Он чрезвычайно интересовался спорами христиан, которые казались ему людьми неведомого мира с идеями, внушающими страх. Они стремились к иному, необычному миру, не небесному, а земному, к особого рода управлению без войск и чиновников, где все равны и все делятся хлебом на братских вечерях, о которых они таинственно говорили и на которых вкушали плоть и кровь Крейстоса. Их религия, отзывчивая к страданиям сердца, была добра и жалостлива к такой измученной душе, как его, понятна бедному и гонимому; невольно увлекала она воображение, вызывала слезы на растроганных глазах. И эта исповедь, всех и всем, или одного одному, или всех некоторым, отмеченным Божественной печатью, эта исповедь, ведущая к свету прощения темных поступков и дурных желаний, какой успокоительной казалась она ему, принося облегчение, которое она приносила тайной боли, терзающей души, нуждавшейся в утешении. Таким образом Амон, слушая христиан, незаметно сам стал христианином, не как догматик, желающий твердо бороться с грехом, но как потерпевший крушение, который спешит выбраться на освещенный солнцем берег, чтобы там дождаться конца бушующей грозы. Это же самое привлекало и Мадеха, пораженного мистицизмом христианской религии. Если Амон, освободившись от Иефунны, спокойно представлял себе свое будущее, то он, Мадех, печалился. Все его стремление к тягостной жизни на свободе, к работе, все его широкие мечты разбивались о непрестанное воспоминание о прошлых годах, проведенных с Атиллием, воспоминание, рыдавшее в нем, об их противоестественных страстях. Расцвет его прекрасной юности, юности любимой и любящей, отныне прервался; его прошлое, подобное темному покрывалу, принимало облик примицерия и обволакивало собой все, даже Атиллию! Он хотел бы упорно работать обеими руками; изнурять трудом тело и дух, как он надеялся раньше, но напрасно. Над его живым стремлением к деятельности одерживал победу его вялый характер и изнеженность тела, омытого маслами и благовониями, и слабость мускулатуры, надломленной чрезмерными наслаждениями; и все это сказалось в его физиологических изъянах, тайну которых он хранил, и в крайней женственности, ослаблявшей его силы и энергию. Он был бессилен и слаб, напряжение воли обрывалось в нем, и это выражалось в его блестящих глазах, в прозрачности кожи, в вялости его походки, которая была не гибкой или нервной, а разбитой.

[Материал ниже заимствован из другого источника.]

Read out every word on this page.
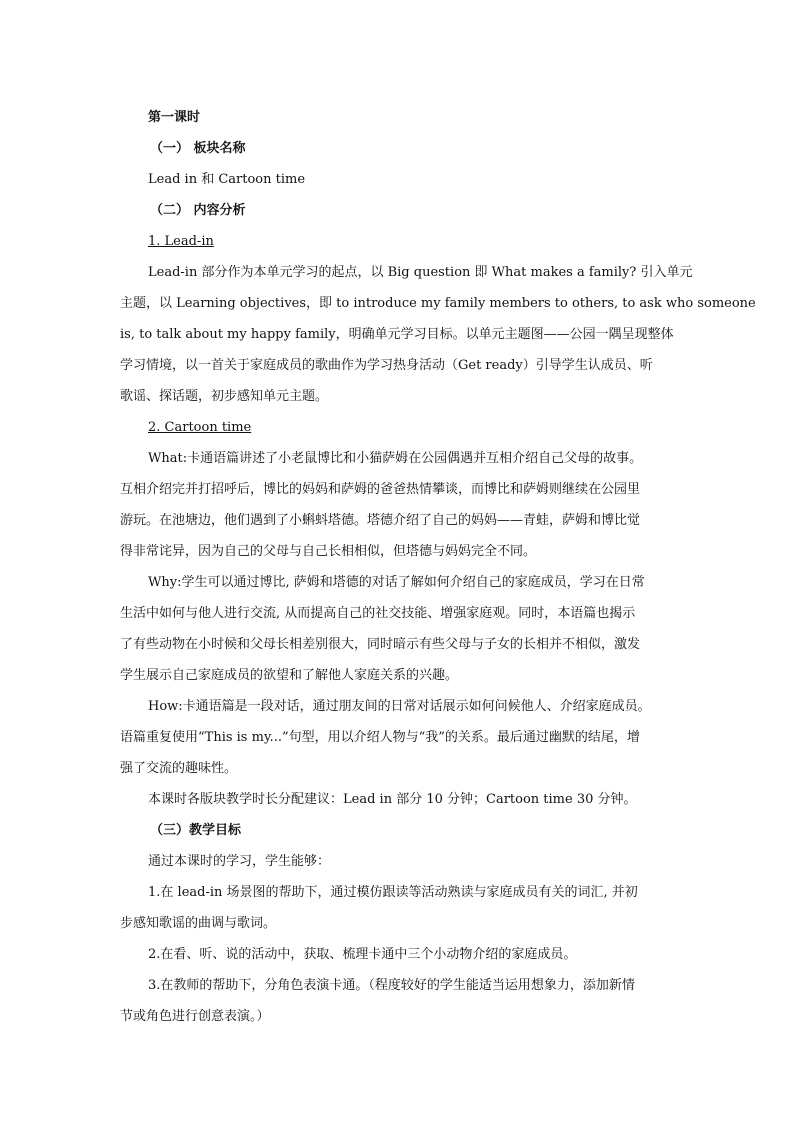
第一课时
（一） 板块名称
Lead in 和 Cartoon time
（二） 内容分析
1. Lead-in
Lead-in 部分作为本单元学习的起点，以 Big question 即 What makes a family? 引入单元
主题，以 Learning objectives，即 to introduce my family members to others, to ask who someone
is, to talk about my happy family，明确单元学习目标。以单元主题图——公园一隅呈现整体
学习情境，以一首关于家庭成员的歌曲作为学习热身活动（Get ready）引导学生认成员、听
歌谣、探话题，初步感知单元主题。
2. Cartoon time
What:卡通语篇讲述了小老鼠博比和小猫萨姆在公园偶遇并互相介绍自己父母的故事。
互相介绍完并打招呼后，博比的妈妈和萨姆的爸爸热情攀谈，而博比和萨姆则继续在公园里
游玩。在池塘边，他们遇到了小蝌蚪塔德。塔德介绍了自己的妈妈——青蛙，萨姆和博比觉
得非常诧异，因为自己的父母与自己长相相似，但塔德与妈妈完全不同。
Why:学生可以通过博比, 萨姆和塔德的对话了解如何介绍自己的家庭成员，学习在日常
生活中如何与他人进行交流, 从而提高自己的社交技能、增强家庭观。同时，本语篇也揭示
了有些动物在小时候和父母长相差别很大，同时暗示有些父母与子女的长相并不相似，激发
学生展示自己家庭成员的欲望和了解他人家庭关系的兴趣。
How:卡通语篇是一段对话，通过朋友间的日常对话展示如何问候他人、介绍家庭成员。
语篇重复使用“This is my...”句型，用以介绍人物与“我”的关系。最后通过幽默的结尾，增
强了交流的趣味性。
本课时各版块教学时长分配建议：Lead in 部分 10 分钟；Cartoon time 30 分钟。
（三）教学目标
通过本课时的学习，学生能够：
1.在 lead-in 场景图的帮助下，通过模仿跟读等活动熟读与家庭成员有关的词汇, 并初
步感知歌谣的曲调与歌词。
2.在看、听、说的活动中，获取、梳理卡通中三个小动物介绍的家庭成员。
3.在教师的帮助下，分角色表演卡通。（程度较好的学生能适当运用想象力，添加新情
节或角色进行创意表演。）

В течение нескольких месяцев заждавшаяся половая зрелость сделала его сильным. Но давняя слабость оказалась сильнее. Она разрасталась теперь, как большая морская звезда, пожирала его, проявлялась в голубоватых кругах под глазами, отнимала у него всякую способность к движению. И это самое бессилие делало его таким чувствительным к мелодиям Геэля, и в этом пении ему виделось множество образов, которые видоизменялись в его воображении, таком же болезненном, как и его тело.

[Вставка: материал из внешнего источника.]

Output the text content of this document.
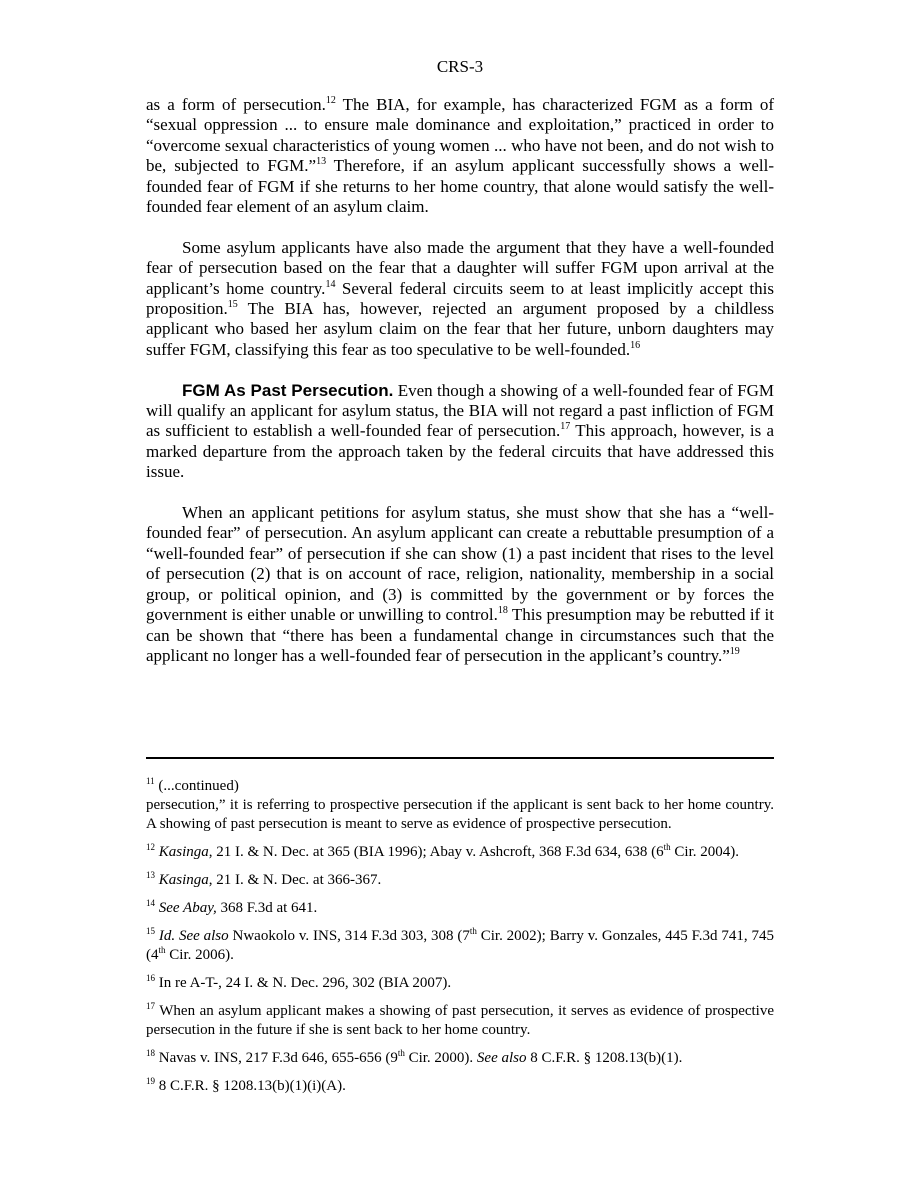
CRS-3

as a form of persecution.$^{12}$ The BIA, for example, has characterized FGM as a form of “sexual oppression ... to ensure male dominance and exploitation,” practiced in order to “overcome sexual characteristics of young women ... who have not been, and do not wish to be, subjected to FGM.”$^{13}$ Therefore, if an asylum applicant successfully shows a well-founded fear of FGM if she returns to her home country, that alone would satisfy the well-founded fear element of an asylum claim.

Some asylum applicants have also made the argument that they have a well-founded fear of persecution based on the fear that a daughter will suffer FGM upon arrival at the applicant’s home country.$^{14}$ Several federal circuits seem to at least implicitly accept this proposition.$^{15}$ The BIA has, however, rejected an argument proposed by a childless applicant who based her asylum claim on the fear that her future, unborn daughters may suffer FGM, classifying this fear as too speculative to be well-founded.$^{16}$

FGM As Past Persecution. Even though a showing of a well-founded fear of FGM will qualify an applicant for asylum status, the BIA will not regard a past infliction of FGM as sufficient to establish a well-founded fear of persecution.$^{17}$ This approach, however, is a marked departure from the approach taken by the federal circuits that have addressed this issue.

When an applicant petitions for asylum status, she must show that she has a “well-founded fear” of persecution. An asylum applicant can create a rebuttable presumption of a “well-founded fear” of persecution if she can show (1) a past incident that rises to the level of persecution (2) that is on account of race, religion, nationality, membership in a social group, or political opinion, and (3) is committed by the government or by forces the government is either unable or unwilling to control.$^{18}$ This presumption may be rebutted if it can be shown that “there has been a fundamental change in circumstances such that the applicant no longer has a well-founded fear of persecution in the applicant’s country.”$^{19}$

$^{11}$ (...continued)
persecution,” it is referring to prospective persecution if the applicant is sent back to her home country. A showing of past persecution is meant to serve as evidence of prospective persecution.
$^{12}$ Kasinga, 21 I. & N. Dec. at 365 (BIA 1996); Abay v. Ashcroft, 368 F.3d 634, 638 (6th Cir. 2004).
$^{13}$ Kasinga, 21 I. & N. Dec. at 366-367.
$^{14}$ See Abay, 368 F.3d at 641.
$^{15}$ Id. See also Nwaokolo v. INS, 314 F.3d 303, 308 (7th Cir. 2002); Barry v. Gonzales, 445 F.3d 741, 745 (4th Cir. 2006).
$^{16}$ In re A-T-, 24 I. & N. Dec. 296, 302 (BIA 2007).
$^{17}$ When an asylum applicant makes a showing of past persecution, it serves as evidence of prospective persecution in the future if she is sent back to her home country.
$^{18}$ Navas v. INS, 217 F.3d 646, 655-656 (9th Cir. 2000). See also 8 C.F.R. § 1208.13(b)(1).
$^{19}$ 8 C.F.R. § 1208.13(b)(1)(i)(A).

– Не прикасайся ни к чему, – часто говорил ему горшечник, – ты не силен, и работа не создана для тебя. Я твой брат, я должен работать руками для тебя, а не ты для меня, потому что Крейстос хочет, чтобы мы поддерживали наших стариков и немощных.
– Разве я немощный? – спрашивал горько Мадех.
– Да, телом и духом! – И Геэль с добродушной улыбкой на красноватом лице принимался за круг, который резко свистел под его руками.